In my experience the power of the sub makes it possible to locate it in the room, specifically on my left side (HT use). Probably because of some pressurization. I was thinking in the future that adding a second sub in another location would fix that nicely, and an SMS-1 or upcoming SVS audyssey in that set up would help get better overall room response (than colocation).

Any thoughts?

kw...........


----------



## Ed Mullen (Jul 28, 2006)

kwtoxman said:


> Interesting suggestion Ed. For me I have a pb12+/2 in a 3200 ^ft room that is open resulting in a large 5300 ^ft or so. I've placed the sub nearfield to maximize the output after trying various locations. The sub is calibrated with a house curve using an ART351 EQ. It goes loud (max about 109 db uncorrected at 30 Hz) but not to reference levels.
> 
> In my experience the power of the sub makes it possible to locate it in the room, specifically on my left side (HT use). Probably because of some pressurization. I was thinking in the future that adding a second sub in another location would fix that nicely, and an SMS-1 or upcoming SVS audyssey in that set up would help get better overall room response (than colocation).
> 
> ...


While opinions vary, I rarely favor nearfield placement because of the increased potential for localization and difficulty in phasing the subwoofer with the front stage speakers over the crossover bandwidth. 

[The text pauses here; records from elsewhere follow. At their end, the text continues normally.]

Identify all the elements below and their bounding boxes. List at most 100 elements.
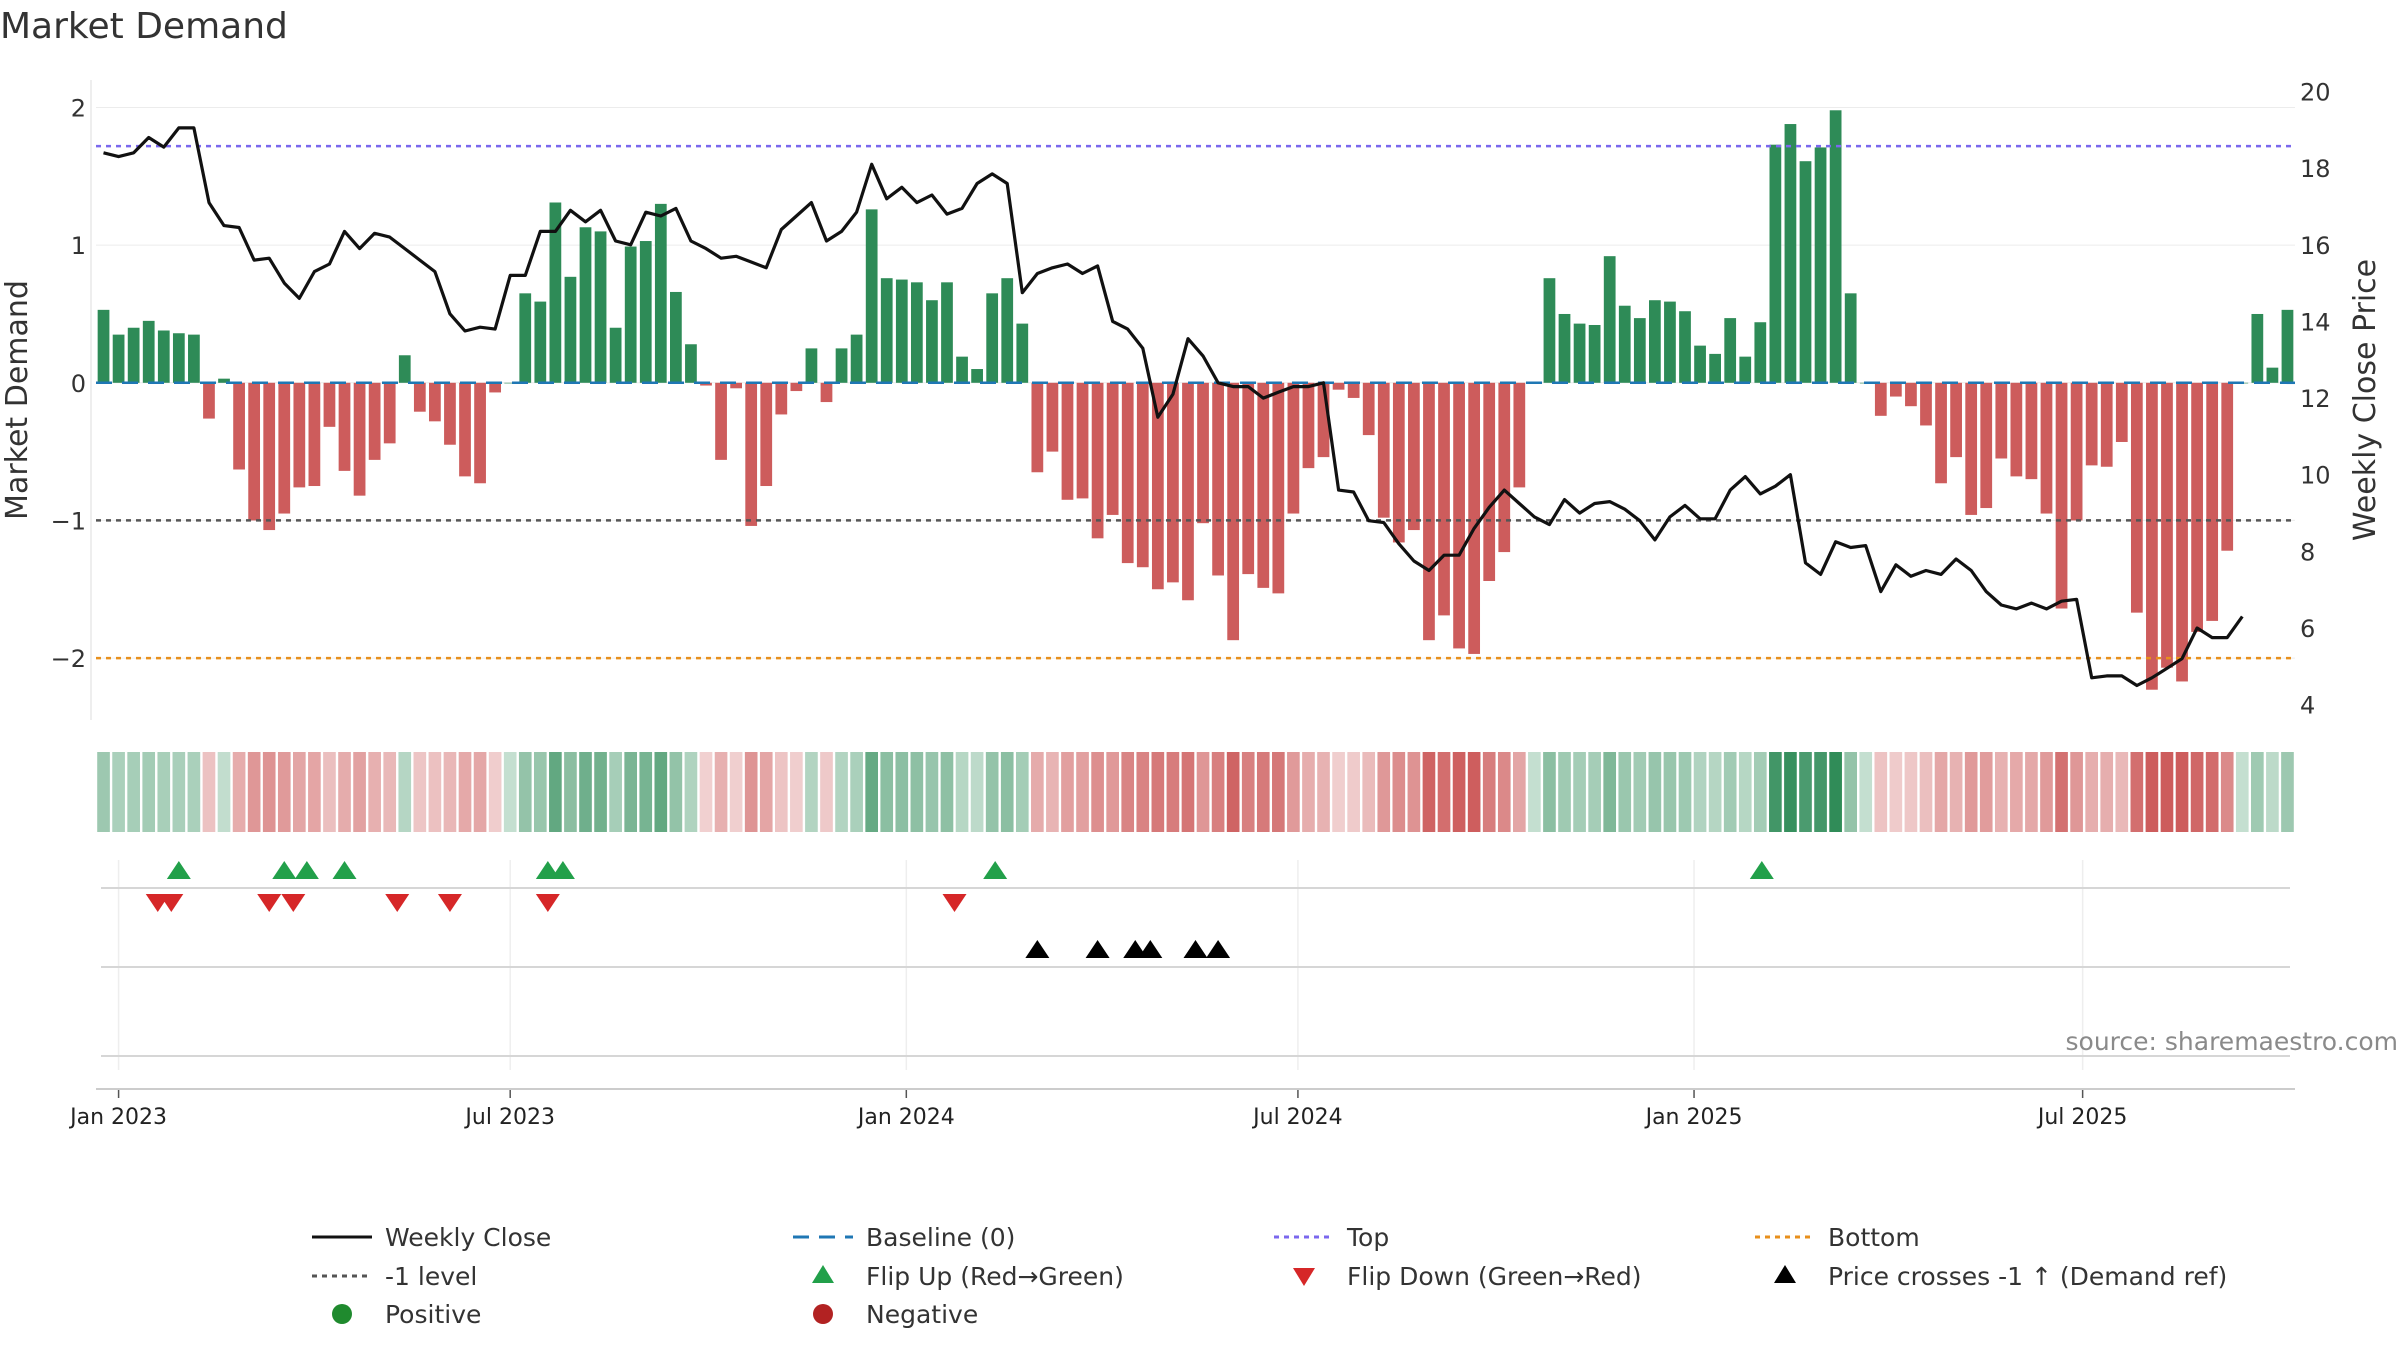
heat-cell (880, 752, 894, 832)
heat-cell (308, 752, 321, 832)
demand-bar (2221, 382, 2234, 551)
heat-cell (1467, 752, 1481, 832)
date-tick-label: Jul 2024 (1251, 1105, 1343, 1130)
right-tick-label: 12 (2300, 385, 2331, 413)
right-tick-label: 20 (2300, 78, 2331, 106)
heat-cell (323, 752, 336, 832)
heat-cell (850, 752, 863, 832)
heat-cell (579, 752, 592, 832)
legend-price-cross-marker (1774, 1265, 1796, 1283)
heat-cell (1076, 752, 1089, 832)
demand-bar (1649, 300, 1661, 383)
demand-bar (1799, 161, 1812, 383)
heat-cell (940, 752, 954, 832)
demand-bar (444, 382, 456, 445)
demand-bar (1136, 382, 1149, 568)
heat-cell (639, 752, 653, 832)
demand-bar (1558, 313, 1571, 383)
heat-cell (1693, 752, 1707, 832)
demand-bar (654, 203, 667, 383)
demand-bar (2191, 382, 2203, 632)
demand-bar (248, 382, 261, 521)
heat-cell (805, 752, 818, 832)
heat-cell (1226, 752, 1240, 832)
heat-cell (1031, 752, 1044, 832)
right-tick-label: 10 (2300, 462, 2331, 490)
heat-cell (1332, 752, 1345, 832)
legend-flip-down-label: Flip Down (Green→Red) (1347, 1262, 1642, 1291)
demand-bar (489, 382, 502, 393)
date-axis-ticks: Jan 2023 Jul 2023 Jan 2024 Jul 2024 Jan 2025… (68, 1090, 2127, 1130)
legend-positive-dot (332, 1304, 352, 1324)
demand-bar (1332, 382, 1345, 390)
right-tick-label: 18 (2300, 155, 2331, 183)
demand-bar (1965, 382, 1978, 515)
heat-cell (985, 752, 999, 832)
demand-bar (745, 382, 758, 526)
price-cross-marker (1138, 940, 1163, 958)
price-line-group (103, 126, 2244, 688)
heat-cell (654, 752, 668, 832)
demand-bar (1272, 382, 1285, 594)
demand-bar (112, 334, 125, 383)
heat-cell (1528, 752, 1541, 832)
heat-cell (1287, 752, 1300, 832)
demand-bar (1362, 382, 1375, 436)
demand-bar (1408, 382, 1420, 531)
left-tick-label: 0 (71, 370, 86, 398)
demand-bar (1091, 382, 1104, 539)
heat-cell (1136, 752, 1150, 832)
demand-bar (609, 327, 622, 383)
flip-down-marker (281, 894, 306, 912)
heat-cell (1558, 752, 1571, 832)
legend-weekly-close-label: Weekly Close (385, 1223, 551, 1252)
heat-cell (232, 752, 246, 832)
heat-cell (1753, 752, 1767, 832)
flip-down-marker (535, 894, 560, 912)
legend-price-cross-label: Price crosses -1 ↑ (Demand ref) (1828, 1262, 2227, 1291)
heat-cell (1196, 752, 1210, 832)
demand-bar (549, 202, 562, 383)
heat-cell (1347, 752, 1360, 832)
left-axis-title: Market Demand (0, 280, 35, 520)
demand-bar (1588, 324, 1601, 383)
demand-bar (2176, 382, 2188, 682)
heat-cell (1874, 752, 1888, 832)
heat-cell (217, 752, 231, 832)
demand-bar (413, 382, 426, 412)
flip-up-marker (332, 861, 357, 879)
heat-cell (1678, 752, 1692, 832)
heat-cell (1663, 752, 1677, 832)
heat-cell (669, 752, 683, 832)
left-tick-label: 1 (71, 232, 86, 260)
legend-minus-one-label: -1 level (385, 1262, 477, 1291)
heat-cell (293, 752, 306, 832)
heat-cell (699, 752, 713, 832)
demand-bar (685, 344, 697, 383)
flip-up-marker (535, 861, 560, 879)
heat-cell (262, 752, 276, 832)
demand-bar (1633, 318, 1646, 383)
legend-baseline-label: Baseline (0) (866, 1223, 1015, 1252)
heat-cell (247, 752, 261, 832)
heat-cell (277, 752, 291, 832)
demand-bar (2251, 313, 2264, 383)
weekly-close-line (103, 126, 2244, 688)
demand-bar (926, 300, 938, 383)
demand-bar (1844, 293, 1857, 383)
demand-bar (1694, 345, 1706, 383)
right-tick-label: 6 (2300, 615, 2315, 643)
demand-bar (2266, 367, 2279, 383)
date-tick-label: Jan 2024 (856, 1105, 955, 1130)
heat-cell (2025, 752, 2038, 832)
demand-bar (1950, 382, 1962, 458)
demand-bar (2010, 382, 2023, 477)
heat-cell (1181, 752, 1195, 832)
heat-cell (2115, 752, 2129, 832)
heat-cell (1814, 752, 1827, 832)
demand-bar (956, 356, 968, 383)
demand-bar (1498, 382, 1511, 553)
demand-bar (308, 382, 321, 487)
demand-bar (2085, 382, 2098, 466)
heat-cell (2040, 752, 2053, 832)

I prefer duals on the front stage, flanking the center channel and between the mains. You'll still get the benefit of colocation, they generally deal more effectively with room modes when configured this way, localization is a non-issue, and phasing over the XO bandwidth is much easier. 

Naturally a measurement system like REW and a PEQ like the FBQ 2496 can work wonders. 

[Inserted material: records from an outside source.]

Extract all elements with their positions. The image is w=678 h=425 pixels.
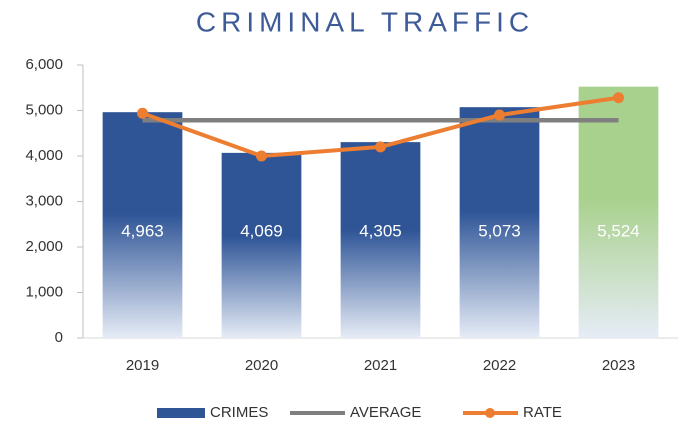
x-tick-label: 2022	[483, 357, 516, 374]
x-tick-label: 2023	[602, 357, 635, 374]
line-marker	[256, 150, 267, 162]
x-tick-label: 2019	[126, 357, 159, 374]
legend-label: RATE	[523, 404, 562, 421]
chart-title: CRIMINAL TRAFFIC	[196, 6, 534, 37]
y-tick-label: 0	[55, 329, 63, 346]
legend-label: AVERAGE	[350, 404, 421, 421]
y-tick-label: 5,000	[25, 101, 63, 118]
data-label: 4,069	[240, 221, 283, 240]
data-label: 5,073	[478, 221, 521, 240]
y-tick-label: 4,000	[25, 147, 63, 164]
bar	[340, 142, 421, 338]
x-tick-label: 2021	[364, 357, 397, 374]
bar	[102, 112, 183, 338]
y-tick-label: 6,000	[25, 56, 63, 73]
y-tick-label: 2,000	[25, 238, 63, 255]
line-marker	[613, 92, 624, 104]
line-marker	[375, 141, 386, 153]
line-marker	[137, 107, 148, 119]
y-tick-label: 1,000	[25, 283, 63, 300]
bar	[221, 152, 302, 338]
bar	[459, 107, 540, 338]
data-label: 5,524	[597, 221, 640, 240]
legend-label: CRIMES	[210, 404, 268, 421]
x-tick-label: 2020	[245, 357, 278, 374]
bar	[578, 86, 659, 339]
line-marker	[494, 109, 505, 121]
y-tick-label: 3,000	[25, 192, 63, 209]
legend-marker	[485, 408, 495, 418]
data-label: 4,963	[121, 221, 164, 240]
legend-swatch	[157, 408, 205, 418]
data-label: 4,305	[359, 221, 402, 240]
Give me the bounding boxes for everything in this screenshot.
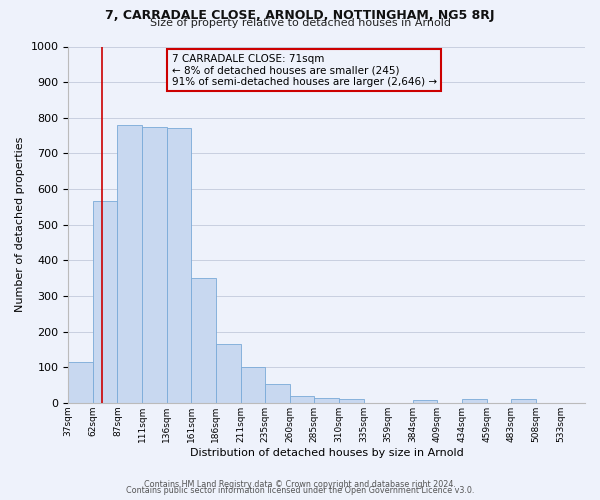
Bar bbox=[68, 362, 93, 403]
Bar bbox=[265, 384, 290, 403]
Text: Size of property relative to detached houses in Arnold: Size of property relative to detached ho… bbox=[149, 18, 451, 28]
Bar bbox=[142, 126, 167, 403]
Bar bbox=[511, 399, 536, 403]
Bar bbox=[462, 399, 487, 403]
X-axis label: Distribution of detached houses by size in Arnold: Distribution of detached houses by size … bbox=[190, 448, 464, 458]
Y-axis label: Number of detached properties: Number of detached properties bbox=[15, 137, 25, 312]
Bar bbox=[241, 367, 265, 403]
Bar bbox=[191, 278, 216, 403]
Bar bbox=[314, 398, 339, 403]
Bar bbox=[93, 202, 118, 403]
Text: Contains HM Land Registry data © Crown copyright and database right 2024.: Contains HM Land Registry data © Crown c… bbox=[144, 480, 456, 489]
Text: 7, CARRADALE CLOSE, ARNOLD, NOTTINGHAM, NG5 8RJ: 7, CARRADALE CLOSE, ARNOLD, NOTTINGHAM, … bbox=[105, 9, 495, 22]
Bar bbox=[216, 344, 241, 403]
Bar bbox=[118, 125, 142, 403]
Bar bbox=[167, 128, 191, 403]
Text: Contains public sector information licensed under the Open Government Licence v3: Contains public sector information licen… bbox=[126, 486, 474, 495]
Bar bbox=[290, 396, 314, 403]
Bar bbox=[413, 400, 437, 403]
Bar bbox=[339, 399, 364, 403]
Text: 7 CARRADALE CLOSE: 71sqm
← 8% of detached houses are smaller (245)
91% of semi-d: 7 CARRADALE CLOSE: 71sqm ← 8% of detache… bbox=[172, 54, 437, 87]
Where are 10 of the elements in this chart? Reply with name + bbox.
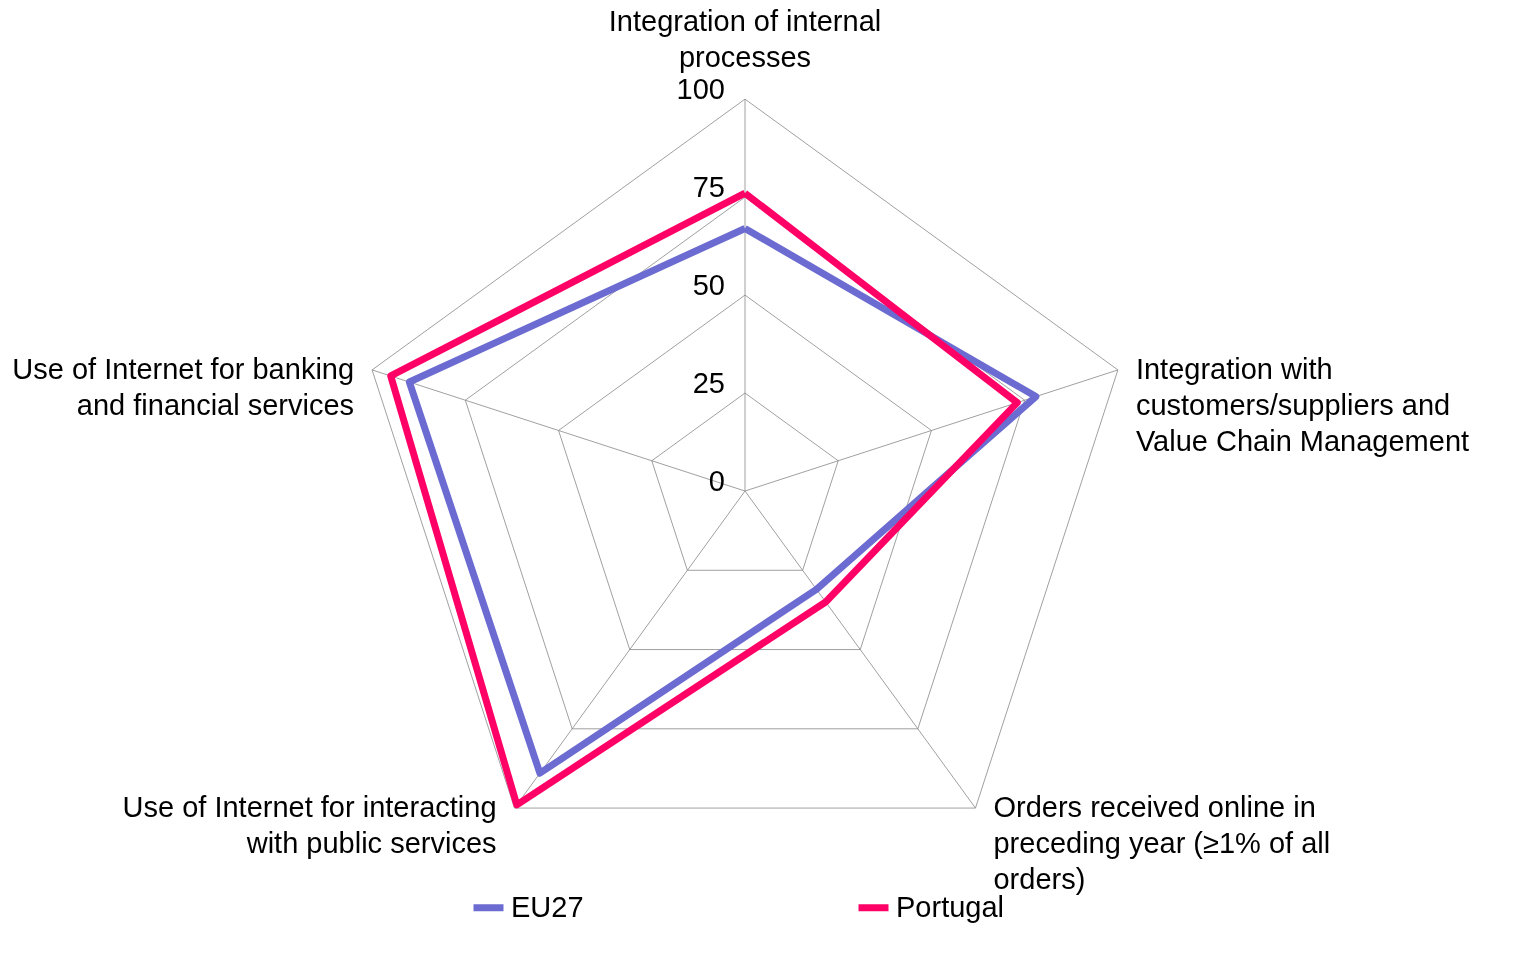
spoke-label: Integration of internal processes <box>608 5 882 74</box>
legend-label: EU27 <box>511 890 584 923</box>
y-tick-label: 25 <box>692 367 725 400</box>
y-tick-label: 100 <box>676 73 725 106</box>
spoke-label: Use of Internet for banking and financial services <box>12 352 355 421</box>
y-tick-label: 75 <box>692 171 725 204</box>
spoke-label: Use of Internet for interacting with public services <box>122 791 497 860</box>
spoke-label: Integration with customers/suppliers and Value Chain Management <box>1135 352 1470 457</box>
y-tick-label: 50 <box>692 269 725 302</box>
y-tick-label: 0 <box>708 465 725 498</box>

BTW, 109 dB peaks (c-weighted fast) from a Plus/2 nearfield seems low; go through your processor and DVD player and make sure you don't have any limiters enabled or the LFE channel attenuated, etc.


----------



## Guest (May 25, 2007)

Ed Mullen said:


> While opinions vary, I rarely favor nearfield placement because of the increased potential for localization and difficulty in phasing the subwoofer with the front stage speakers over the crossover bandwidth.
> 
> I prefer duals on the front stage, flanking the center channel and between the mains. You'll still get the benefit of colocation, they generally deal more effectively with room modes when configured this way, localization is a non-issue, and phasing over the XO bandwidth is much easier.
> 
> ...


Thanks for the input. I checked my receiver over thoroughly when setting it up. Did it again and it seems fine.

I did check my receiver regarding the LFE bug that many have and it seems to do it right (boost it 10dB; it has the LFE 0dB and LFE -10dB option, set a zero as per recommendations). I run DD or DTS. 

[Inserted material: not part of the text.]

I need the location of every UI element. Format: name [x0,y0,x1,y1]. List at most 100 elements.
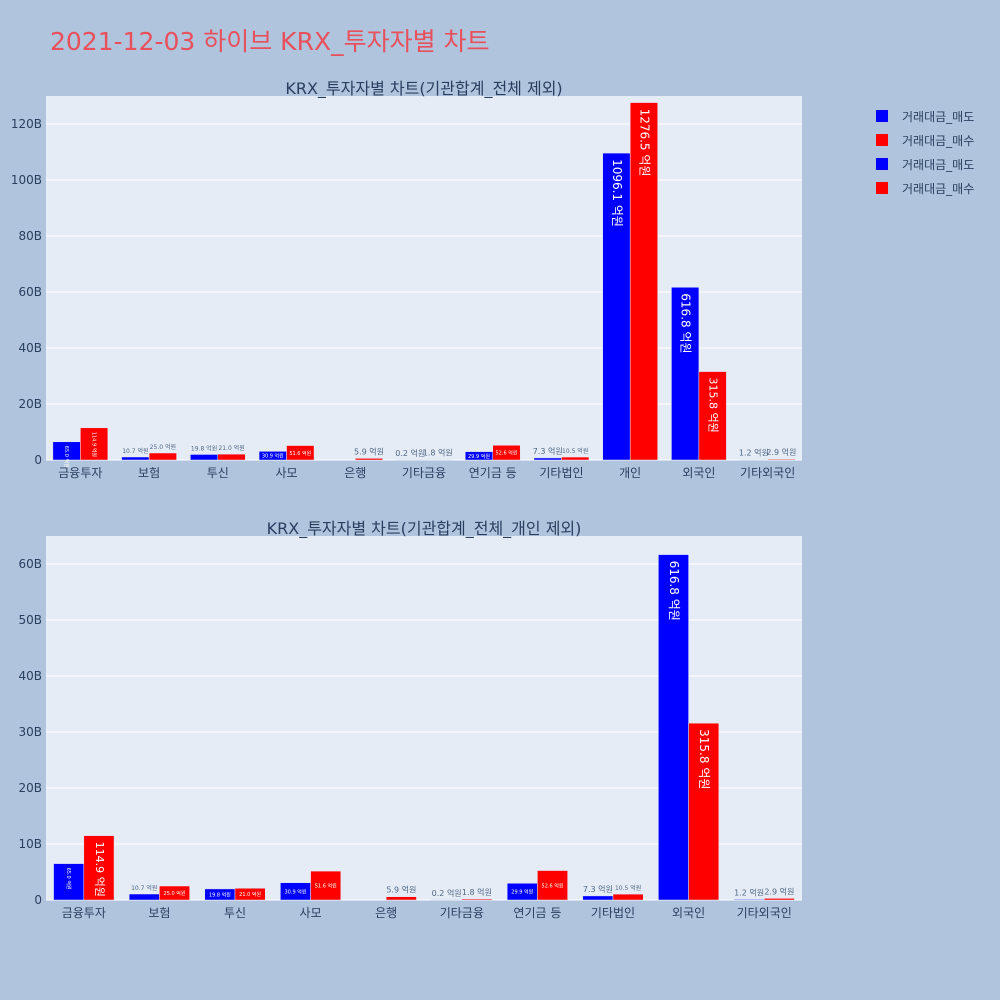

Having played with it too much, test tones, movie passages, etc., the max I can (tried just now again) is about 108 dB max uncorrected (c weighted fast), 1 port plugged 20 Hz setting (12.3 drivers), sub 4 ft to the left of the seating position. I can push up the receiver SW level or gain on the SW, and it doesn't add to the output, and takes away from bass quality (compression I guess). What I really like about the +/2 is that I've never heard anyone who has bottomed it out (it doesn't appear probable in the 20 and 25 Hz tune). 

If I defeat the parametric EQ I can get another 6dB from room resonances , but it's too boomy for my tastes. :scratchhead:

Because most people under-sub for their room, I always recommend with caveats people get as much output as they can afford. A NSD12 isn't going to cut it in 4000^ft. Better to get the output over an incremental SQ improvement from an upgraded driver for HT. 

Sorry for going a bit OT.

kw.......


----------